Acronyms are NOT good usability

An article about sending pictures on a cell phone amused me.

"...the phone menus use the term MMS, which is unfamiliar to consumers...."

Just so I don't commit the same sin, MMS stands for MultiMedia Messages, better known as pictures. The users also hated the terrible menus.

Maybe it's because my first job out of college was a technical writing job, but I have always thought it was axiomatic that acronyms are terrible usability. Recognition is much easier than recall: you recognize faces, you recall names. Which are you better at?

Posted by Chad Lundgren on Saturday, November 30, 2002 (Link)


Posted by Joshua Kaufman Monday, December 2, 2002 at 01:05 PM

Well thank goodness for the acronym element ( ) and the title attribute ( ), which allow you to do cool stuff like this:

<acronym title="Cascading Style Sheets">CSS</acronym>

Posted by dan Wednesday, December 4, 2002 at 02:08 PM

If I didn't know better...I'd swear Josh was mocking you man.

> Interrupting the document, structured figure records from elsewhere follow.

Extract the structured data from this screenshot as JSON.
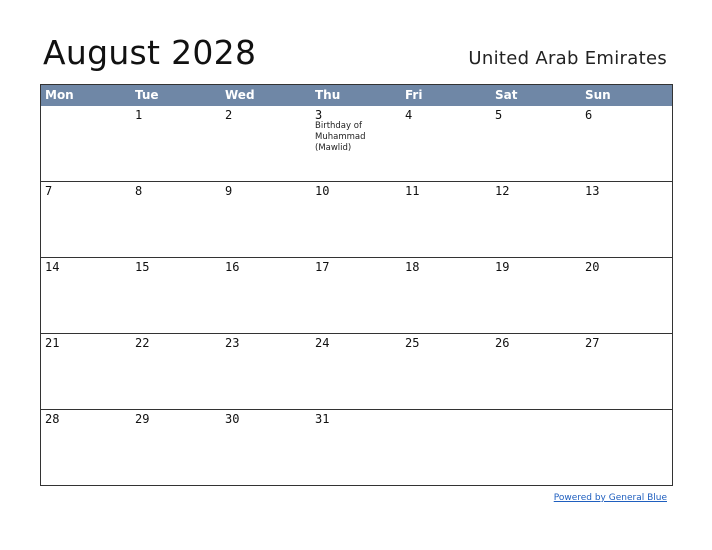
{
  "header": {
    "title": "August 2028",
    "country": "United Arab Emirates"
  },
  "weekdays": [
    "Mon",
    "Tue",
    "Wed",
    "Thu",
    "Fri",
    "Sat",
    "Sun"
  ],
  "weeks": [
    [
      "",
      "1",
      "2",
      "3",
      "4",
      "5",
      "6"
    ],
    [
      "7",
      "8",
      "9",
      "10",
      "11",
      "12",
      "13"
    ],
    [
      "14",
      "15",
      "16",
      "17",
      "18",
      "19",
      "20"
    ],
    [
      "21",
      "22",
      "23",
      "24",
      "25",
      "26",
      "27"
    ],
    [
      "28",
      "29",
      "30",
      "31",
      "",
      "",
      ""
    ]
  ],
  "holidays": {
    "thu_3": "Birthday of Muhammad (Mawlid)"
  },
  "footer": {
    "link": "Powered by General Blue"
  }
}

Posted by tom Monday, December 9, 2002 at 07:10 AM

Good usability for whom?

Acronymns are great usability for those writing them (or those reading them who know what they mean).

Abbreviating things is something humans just do, IMHO, we can't help it.

What is poor however is that computer software takes no account of the user, or the context and so can easily inform any user who needs to know what an acronym means.

Posted by Chad Lundgren Monday, December 9, 2002 at 10:31 AM

Your point in general is solid, but I think reaching the widest possible audience is relevant to this audience of phone users. Acronyms, like accelerators for experienced users, can be a good thing if used judiciously.

One thing I think worth pointing out is that acronyms exclude people. Probably not intentionally, but the effect exists nonetheless. Computer people are not unique in this, but are among the worst. Nor are all neccesary: when installing my new computer, one of the reviews of motherboards at Tom's HardWare mentioned an acronym for one board was memorable and short, implying the others weren't.

I use correct acronym use as one marker of technical competence.